Dans une intervention intitulée « Les trois clous britanniques pour démembrer l’unité islamique » , publiée sur son site en 2003 , il a soutenu que « le wahhabisme a été confectionné par les Britanniques dans le but d’éradiquer l’Islam de l’intérieur afin que les Musulmans s’insurgent les uns contre les autres et que l’Islam soit éradiqué par les Musulmans eux-mêmes ».
Tous les religieux soufis étaient de cet avis. Certains d’entre eux l’ont payé de leur vie.

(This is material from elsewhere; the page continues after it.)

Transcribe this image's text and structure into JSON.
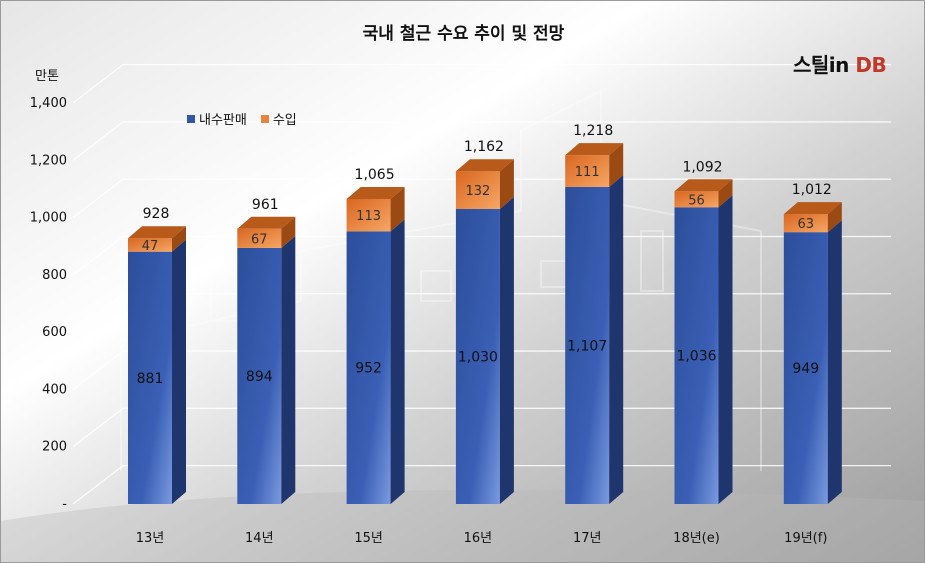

« Le courant soufi perd ses oulémas », constate l’enseignant de l’université d’ Alep, qui indique qu’un nombre important de ces religieux de ce courant ont été assassinés ces deux dernières années : dont entre autre l’imam de la mosquée Anas Ibn Malek à Damas, Sheikh Ahmad Aouf Sadek, tué le 15 février 2012, l’imam de la mosquée Amena Bint Wahab à Alep, Abdel Latif Chami, qui a été kidnappé alors qu’il dirigeait la prière durant le mois de Ramadan, le 25 juillet dernier,
le directeur du legs à Raqqa, cheikh Abdallah Saleh, abattu le 30 janvier dernier, l’imam de la mosquée mohammadi à Mazzé, quartier de Damas, Sheikh Adnan Saab, sans oublier Sheikh Ahmad Karmouz, et le dernier qui a été abattu dans le quartier aleppin Sheikh Maksoud, Sheikh Hassan Seifeddine. Il a été décapité et sa tête a été plantée sur le minaret de la mosquée dans laquelle il priait.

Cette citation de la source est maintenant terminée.